To help me think about some businesses I’m involved with and what might be sustainable strategies for them, I’ve been reading Harvard Business School Professor Youngme Moon’s book, Different: Escaping the Competitive Herd — Standing Out In A World Where Conformity Reigns But Exceptions Rule.
Among the three kinds of often successful, but non-conformist, brand strategies that Professor Moon describes is the “breakaway brand”.
She starts with the story of Sony’s AIBO, an expensive, but not very useful and frequently non-functioning robot. In light of its very real limitations, the company positioned it not as a robot, but instead as a household pet. Branded as a pet, its quirky behavior and unresponsiveness to its owner’s commands at times (due to system errors) was acceptable, even expected. And many AIBO owners developed real understanding and affection for their “pet”.
In elaborating on the strategy, she wrote:
The new frame of reference — PET as opposed to ROBOT — has become an almost magical transformative device, transforming an instrumental product into a playful one, transforming a series of product flaws (“the voice recognition doesn’t work, and the thing rarely obeys commands”) into actual product benefits (“it’s a pet with a mind of its own”).
This, in a nutshell, is what breakaway brands are: They’re transformative devices. By presenting us with an alternative frame of reference, they encourage us to let go of the consumption posture we’re inclined to bring to a product and embrace entirely new terms of engagement instead. …
You could even say that breakaway brands revel in our stereotypes, since they make their living turning them upside down. We dream of someday owning a robot that will wait on us hand and foot, so what do these brands do? They give us a robot that we have to wait on hand and foot. …
These brands are the antithesis of well-behaved, and their mutiny is directed squarely at the category assumptions we bring to the table. And sometimes the transgression is more than a touch provocative; it’s a bit twisted as well. …
What a breakaway positioning strategy offers is the opportunity to achieve a kind of differentiation that is sustainable over the long term. … it has no competitors; it remains sui generis.
Then I put the book down to watch the news.
While I don’t normally write about politics and I’m not going to provide opinions about the candidates for US President here, this description — in a book published six years ago — struck me as being so clearly relevant to the 2016 rise of Donald Trump that I think it’s worth sharing.
Donald Trump hasn’t been educated as lawyer or political scientist or policy analyst and has not held public office. Instead, he is a businessman, with an education from one of the best business schools in the country and obvious skills at promotion. I have no idea if he has ever read this particular business book, but even if he hasn’t, he’s been pursuing exactly this strategy in politics with all of the extreme reactions — both positive and negative — that come to businesses pursuing breakaway brand strategies.
This helps me to understand the Trump phenomenon better. And the breakaway rethinking of the brand of President may also explain why Trump has maintained his support among voters regardless of whether they approve or disapprove of any of his positions and statements.
By the way, my guess is that this tweet indicates that Professor Moon herself is not at all happy about Trump.
And lest we think this is a one-time phenomenon, Professor Moon notes that:
In addition, these brands leave an indelible mark on their categories even after copycats emerge.
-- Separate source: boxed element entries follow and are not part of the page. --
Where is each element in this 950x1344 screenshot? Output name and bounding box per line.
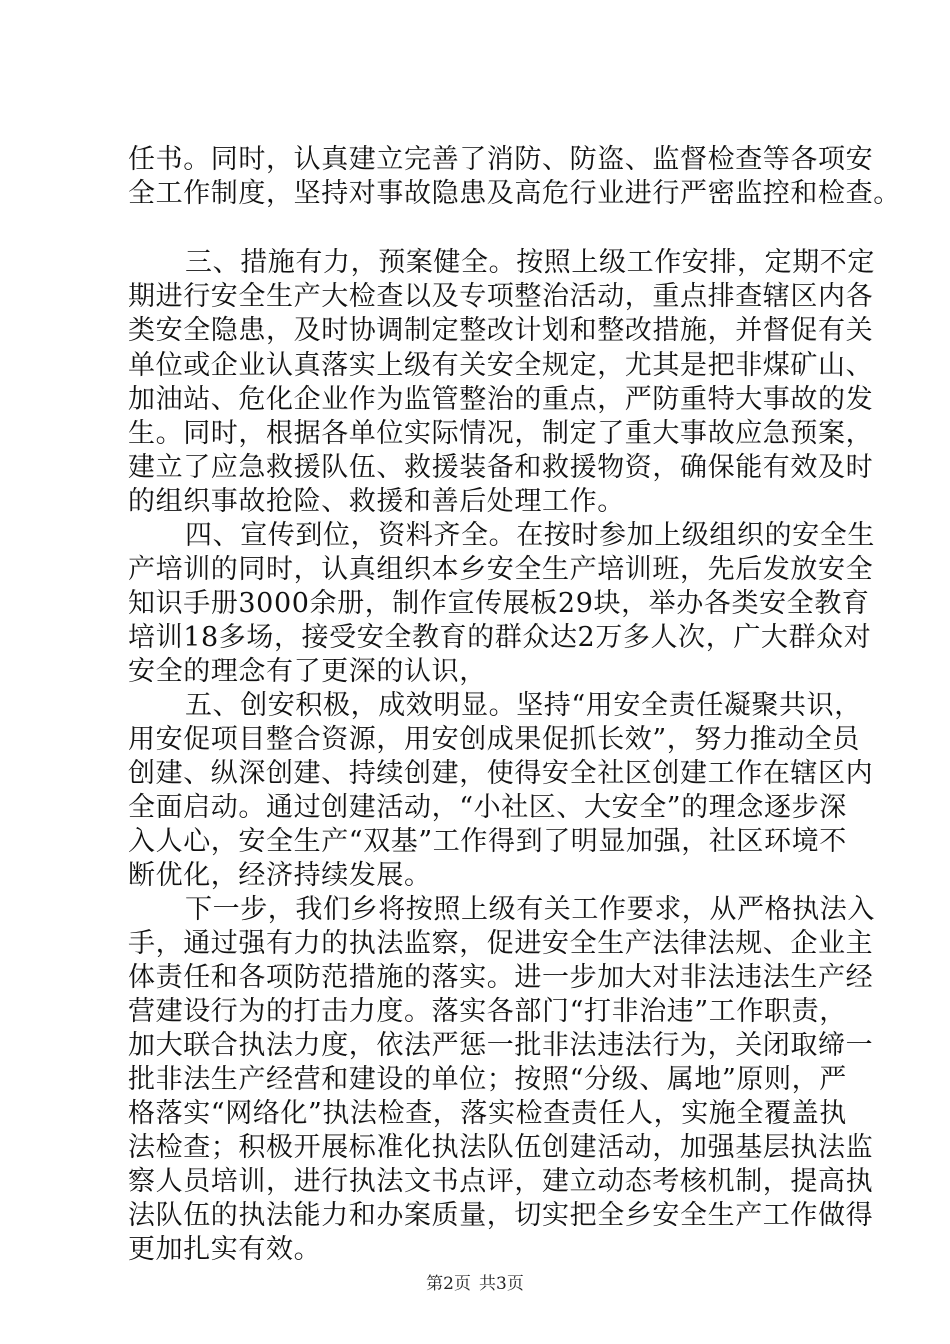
text-line: 类安全隐患，及时协调制定整改计划和整改措施，并督促有关 (128, 315, 874, 346)
text-line: 知识手册3000余册，制作宣传展板29块，举办各类安全教育 (128, 588, 870, 619)
text-line: 任书。同时，认真建立完善了消防、防盗、监督检查等各项安 (128, 144, 874, 175)
text-line: 格落实“网络化”执法检查，落实检查责任人，实施全覆盖执 (128, 1098, 847, 1129)
text-line: 创建、纵深创建、持续创建，使得安全社区创建工作在辖区内 (128, 758, 874, 789)
text-line: 体责任和各项防范措施的落实。进一步加大对非法违法生产经 (128, 962, 874, 993)
text-line: 全工作制度，坚持对事故隐患及高危行业进行严密监控和检查。 (128, 178, 901, 209)
page-number: 第2页 (426, 1274, 471, 1294)
text-line: 法检查；积极开展标准化执法队伍创建活动，加强基层执法监 (128, 1132, 874, 1163)
text-line: 的组织事故抢险、救援和善后处理工作。 (128, 486, 625, 517)
text-line: 生。同时，根据各单位实际情况，制定了重大事故应急预案， (128, 418, 874, 449)
page-footer (0, 1273, 950, 1295)
text-line: 用安促项目整合资源，用安创成果促抓长效”，努力推动全员 (128, 724, 861, 755)
text-line: 加大联合执法力度，依法严惩一批非法违法行为，关闭取缔一 (128, 1030, 874, 1061)
text-line: 入人心，安全生产“双基”工作得到了明显加强，社区环境不 (128, 826, 847, 857)
page-total: 共3页 (479, 1274, 524, 1294)
text-line: 加油站、危化企业作为监管整治的重点，严防重特大事故的发 (128, 384, 874, 415)
text-line: 断优化，经济持续发展。 (128, 860, 432, 891)
text-line: 全面启动。通过创建活动，“小社区、大安全”的理念逐步深 (128, 792, 847, 823)
text-line: 五、创安积极，成效明显。坚持“用安全责任凝聚共识， (185, 690, 862, 721)
text-line: 三、措施有力，预案健全。按照上级工作安排，定期不定 (185, 247, 875, 278)
text-line: 期进行安全生产大检查以及专项整治活动，重点排查辖区内各 (128, 281, 874, 312)
text-line: 察人员培训，进行执法文书点评，建立动态考核机制，提高执 (128, 1166, 874, 1197)
text-line: 四、宣传到位，资料齐全。在按时参加上级组织的安全生 (185, 520, 875, 551)
text-line: 手，通过强有力的执法监察，促进安全生产法律法规、企业主 (128, 928, 874, 959)
text-line: 产培训的同时，认真组织本乡安全生产培训班，先后发放安全 (128, 554, 874, 585)
text-line: 批非法生产经营和建设的单位；按照“分级、属地”原则，严 (128, 1064, 847, 1095)
text-line: 单位或企业认真落实上级有关安全规定，尤其是把非煤矿山、 (128, 350, 874, 381)
text-line: 法队伍的执法能力和办案质量，切实把全乡安全生产工作做得 (128, 1200, 874, 1231)
text-line: 营建设行为的打击力度。落实各部门“打非治违”工作职责， (128, 996, 847, 1027)
text-line: 下一步，我们乡将按照上级有关工作要求，从严格执法入 (185, 894, 875, 925)
text-line: 更加扎实有效。 (128, 1234, 322, 1265)
text-line: 安全的理念有了更深的认识， (128, 656, 487, 687)
text-line: 培训18多场，接受安全教育的群众达2万多人次，广大群众对 (128, 622, 872, 653)
text-line: 建立了应急救援队伍、救援装备和救援物资，确保能有效及时 (128, 452, 874, 483)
In fact, this is what I tell my students: When you witness the birth of a breakaway brand, you are often witnessing the birth of an entirely new subcategory, one that is likely to alter the complexion of that industry well beyond the next business cycle. …
This, then, is what I mean when I say that breakaway brands succeed in transforming their industries. They leave their imprint by expanding product definitions, by stretching category boundaries, and by forcing competitors to play catch-up for years to come.
Of course, it remains to be seen how large a share of the “market” (the electorate) is attracted to this particular breakaway strategy — or if some other candidate in the future will find a new way of breaking away from what may have been the once-new, but then became conventional, behavior.